Introducing KPublicTransport
One of the larger missing pieces for KDE Itinerary is access to dynamic data for your current mode of transport. That is delays or other service interruptions, gate or platform changes, or finding a specific connection for e.g. an unbound train booking. At least for ground-based public transport we have been making some progress on this in the last few months, resulting in a new library, KPublicTransport.
Data Model
The information we are talking about here are essentially how to get from A to B, and whether a given journey from A to B is on schedule. Stop and route schedule information are often found in the same context, but since we don’t need that for KDE Itinerary those aren’t considered here.
A bit less abstract and following how Navitia names things, this gives us the following objects to work with:
- Location: A place identified by a name, geo coordinates and/or a data source specific identifier (such as UIC station codes). While generic places are usually supported, we are mostly interested in a specific sub-type, stop areas or stop points. That is places a public transport line stops, such as train stations or bus stops.
- Lines and Routes: A line is a set of stops connected by a public transport service (e.g. “Circle line”), a route is specific service on that line, typically identified by the direction.
- Departures and Arrivals: That is, information about when and where a specific service arrives or leaves from a stop.
- Journeys: A journey consists of multiple sections, that combined describe how to get from location A to location B, using public transport services, but possibly also containing walks to and from a stop, or transfer instructions.
The properties these objects can have vary depending on the backend providing the information, ranging from basic things like human-readable names, times or geo coordinates to things like the CO2 impact of a journey or facilities found at a station or inside a train.
To obtain this information, we need the following query operations:
- Given two locations and a timeframe, find a set of possible journeys.
- Given a stop and a timeframe, query departures or arrivals.
- Disambiguate or auto-complete locations. That’s essentially querying locations by name. This is needed if all we have as a destination is e.g. “Berlin”, which could refer to dozens of train stations.
Depending on the backend, those queries may support additional parameters, such as preferred modes of transportation or your walking speed.
This model is largely based on the most complex case, local public transport. Long-distance railway services tend to be closer to flights (using per-day unique service identifiers), but can be represented by this as well. Flights are out of scope here.
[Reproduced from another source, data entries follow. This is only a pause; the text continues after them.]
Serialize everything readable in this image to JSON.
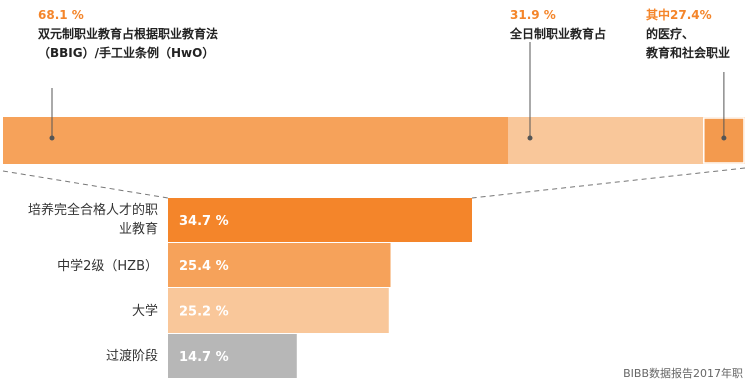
{
  "colors": {
    "strip_main": "#f6a25a",
    "strip_fulltime": "#f9c79a",
    "strip_health": "#f39a4e",
    "highlight": "#f4852a",
    "bar_1": "#f4852a",
    "bar_2": "#f6a25a",
    "bar_3": "#f9c79a",
    "bar_4": "#b7b7b7",
    "dashed": "#777777"
  },
  "annotations": {
    "dual": {
      "pct": "68.1 %",
      "line1": "双元制职业教育占根据职业教育法",
      "line2": "（BBIG）/手工业条例（HwO）"
    },
    "fulltime": {
      "pct": "31.9 %",
      "line1": "全日制职业教育占"
    },
    "health": {
      "pct": "其中27.4%",
      "line1": "的医疗、",
      "line2": "教育和社会职业"
    }
  },
  "source": "BIBB数据报告2017年职",
  "chart_data": [
    {
      "type": "bar",
      "orientation": "horizontal-stacked",
      "categories": [
        "双元制职业教育",
        "全日制职业教育"
      ],
      "values": [
        68.1,
        31.9
      ],
      "sub_value": {
        "parent": "全日制职业教育",
        "label": "医疗、教育和社会职业",
        "value": 27.4
      },
      "unit": "%"
    },
    {
      "type": "bar",
      "orientation": "horizontal",
      "categories": [
        "培养完全合格人才的职业教育",
        "中学2级（HZB）",
        "大学",
        "过渡阶段"
      ],
      "category_labels": [
        [
          "培养完全合格人才的职",
          "业教育"
        ],
        [
          "中学2级（HZB）"
        ],
        [
          "大学"
        ],
        [
          "过渡阶段"
        ]
      ],
      "values": [
        34.7,
        25.4,
        25.2,
        14.7
      ],
      "value_labels": [
        "34.7 %",
        "25.4 %",
        "25.2 %",
        "14.7 %"
      ],
      "unit": "%"
    }
  ]
}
To simplify the implementation, this is also closely following what Navitia and other vendor-specific APIs provide, rather than the needs of KDE Itinerary. We’d for example be much more interested in querying delays and disruptions for a given journey section, rather than for a given stop. This can however be achieved using the above building blocks.
Online vs Offline
All this isn’t exactly new though, the KDE4-era public transport plasmoid had this already. However that focused on GTFS as a data source in its later stages. GTFS is a Google-defined standard format for providing the entire base schedule of a public transport network. This has the advantage of being fully offline capable, once you have transferred the data set once. While this somewhat works on desktop, the disk space and bandwidth cost for mobile devices might already be to high. Things get even worse when looking at GTFS Realtime, which is designed for providing live data on an entire public transport network, in the extreme case containing high frequency position updates for all vehicles in the network.
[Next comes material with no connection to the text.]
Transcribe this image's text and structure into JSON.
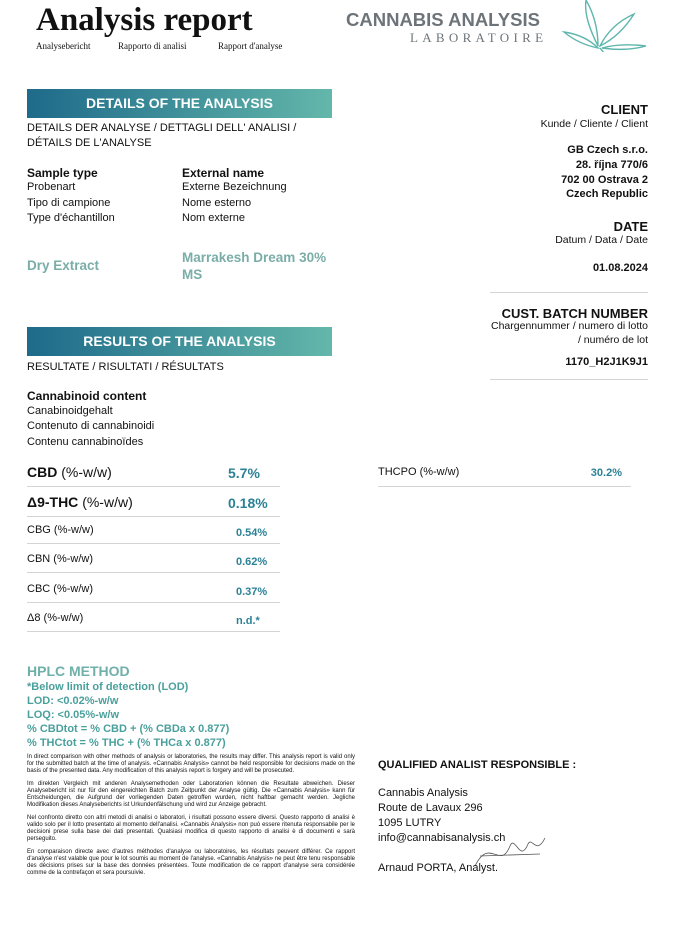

GTFS was designed to feed this information into applications like Google Maps, not for direct consumption by every single user. From a user point of view we would like to only deal with the data for the journey we are interested in to conserve disk space and bandwidth usage, even if that means giving up the possibility for offline support. Offline support however cannot work with realtime data anyway, and that’s one of the most valuable features here.
So, what we would need is a network service that aggregates base schedule and realtime information provided by public transport networks via GTFS or any other format, and that allows us to query for the data we are interested in. And that’s exactly what Navitia does.
Online Backends
Unfortunately reality is slightly more more complicated, as it’s not enough to just support Navitia as a backend. While Navitia has extensive coverage, some important providers are missing and are not providing data that could be fed into Navitia. SCNF is one such case that is relatively easy to support, they are running their own Navitia instance. Others such as Deutsche Bahn have their own APIs.
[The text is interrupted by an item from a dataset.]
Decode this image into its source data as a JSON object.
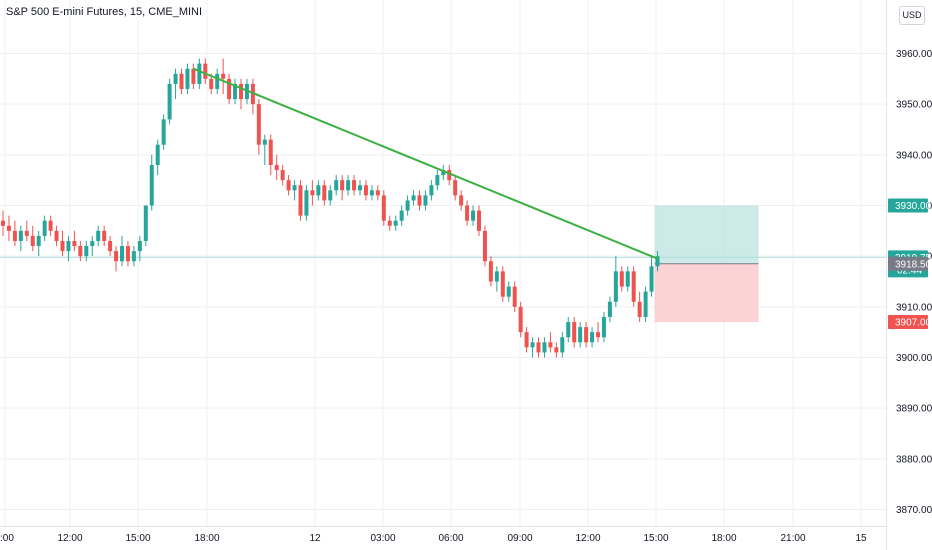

So we need a system that can use several Navitia instances as well as vendor specific APIs as backends. While the concepts map fairly well to the services I have seen so far, aggregating results from different backends brings in new challenges such as aligning different naming and identification of lines or stops.
Implementation
The code used to be part of KDE Itinerary until this week, but has now been moved to its own repository and library, KPublicTransport. Having this as a standalone framework makes sense as there are other use-cases for it beyond the irregular travel scenario covered by KDE Itinerary, such as helping with your daily commute.
Next to the implementation, this also contains three example applications to trigger the three types of queries mentioned above, two of which are shown below. There’s also some initial API documentation.


What’s next?
While KPublicTransport is at a point to build prototypes with it, there are of course still many things to do. Besides completing and extending the implementation, provider coverage outside of Europe is something to look into too, the current backends and test-cases are all largely Europe-centric. If you come across GTFS datasets not integrated into Navitia’s dataset yet, pointing the Navitia team to those is an easy way to help. Integration into KDE Itinerary is another big subject, I’ll write a separate post about that.